Second Visits

I would much rather take an interesting photograph than a “good” photograph. In fact, I’m not even sure what constitutes a “good” photograph. I know what kind of photos are promoted via the photo-influencers of Youtube. They’re usually of some predictable kind with subjects we’ve seen a thousand times. And I also know that I can’t resist taking them myself when the opportunity arises. Old people’s hands. Café shots. Streets during the ‘golden hour’. Yes, it’s tough to resist those hard shadows being cast across a street where some beautiful woman wearing something strikingly stylish crosses that line. Hard to say no to the way that shadow/light boundary dissects her. Throw the file into Raw Studio and adjust the balance and, yes, even I will take a moment to enjoy that shot. But it still doesn’t make it the kind of pictures that interest me. 

That’s why I like revisiting the files I took on any specific day. It can be weeks or months later when I find shots that didn’t impress me on the day but are worth reclaiming. 

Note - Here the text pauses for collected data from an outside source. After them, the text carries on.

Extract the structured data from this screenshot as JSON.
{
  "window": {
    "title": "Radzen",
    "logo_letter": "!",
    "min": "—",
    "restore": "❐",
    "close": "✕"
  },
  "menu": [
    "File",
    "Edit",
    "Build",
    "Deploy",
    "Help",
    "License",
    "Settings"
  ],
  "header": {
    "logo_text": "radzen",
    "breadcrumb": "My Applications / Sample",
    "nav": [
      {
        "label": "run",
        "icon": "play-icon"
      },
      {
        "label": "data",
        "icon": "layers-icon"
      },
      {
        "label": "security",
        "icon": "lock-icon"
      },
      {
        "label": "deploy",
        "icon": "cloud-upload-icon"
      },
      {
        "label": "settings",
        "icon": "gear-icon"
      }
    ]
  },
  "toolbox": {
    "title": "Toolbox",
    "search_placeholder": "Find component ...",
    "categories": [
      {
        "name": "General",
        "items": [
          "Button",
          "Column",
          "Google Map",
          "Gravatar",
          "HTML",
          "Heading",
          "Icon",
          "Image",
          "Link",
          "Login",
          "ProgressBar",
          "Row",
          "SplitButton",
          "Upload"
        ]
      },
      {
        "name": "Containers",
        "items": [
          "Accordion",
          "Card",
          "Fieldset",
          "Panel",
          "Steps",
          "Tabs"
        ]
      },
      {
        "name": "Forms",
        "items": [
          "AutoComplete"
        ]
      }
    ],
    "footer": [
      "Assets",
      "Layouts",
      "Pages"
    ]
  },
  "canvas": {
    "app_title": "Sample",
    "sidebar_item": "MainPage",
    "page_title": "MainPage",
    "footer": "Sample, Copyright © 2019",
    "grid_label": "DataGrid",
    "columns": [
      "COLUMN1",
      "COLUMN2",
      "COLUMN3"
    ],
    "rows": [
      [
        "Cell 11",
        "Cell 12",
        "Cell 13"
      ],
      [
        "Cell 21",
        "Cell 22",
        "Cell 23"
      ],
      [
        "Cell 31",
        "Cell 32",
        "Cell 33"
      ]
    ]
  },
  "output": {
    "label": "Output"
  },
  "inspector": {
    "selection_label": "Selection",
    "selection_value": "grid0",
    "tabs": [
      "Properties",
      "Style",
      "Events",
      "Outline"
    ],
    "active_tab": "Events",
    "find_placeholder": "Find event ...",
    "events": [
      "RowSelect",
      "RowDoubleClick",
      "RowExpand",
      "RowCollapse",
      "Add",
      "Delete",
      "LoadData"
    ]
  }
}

Again, they’re not going to be clean shots or anything approaching real photography. They might even be a mess with nothing obvious to make them noteworthy. But they’ll be shots that I like because in some strange and totally inexplicable way, they speak to me and my odd brain chemistry. 

I say it’s totally inexplicable and it is. But if I had to try to explain it, I’d say that we don’t experience reality as we do in “good” photos. There’s a kind of authoritarianism in the aesthetics of photography that runs counter to human freedom. It’s why I usually get depressed by ads for Apple (other high-end luxury goods manufacturers are available). Everything is so clean and well-lit. The focus is sharp and the colours so vibrant. 

I know I’m not alone in any of this. There are some extremely thoughtful and interesting photographers out there who get it, just as there even more who don’t. And that’s great. To each their own. There are photographers obsessing gear and those who think it’s about all about technique and achieving a consistent aesthetic. Watch Youtube long enough and you too can have your soul sucked dry of any enthusiasm you might have had because you don’t live up (or even enjoy) their ideals. 

My approach, then, is to do it. Don’t think too much. Just take a camera (any camera) and go take photos. Take enough of them and you will find keepers. And they might not be in pin-sharp focus. They might be blurred. They might even miss every quality that Youtube photogeeks will tell you constitute a “good” photo. But it might also be a photo you love. And it will probably be a picture closer to the model of photography practised by the truly greats like William Klein or Gary Winogrand, rather than some part-time wedding photographer with 100k followers and a sponsorship from SquareSpace.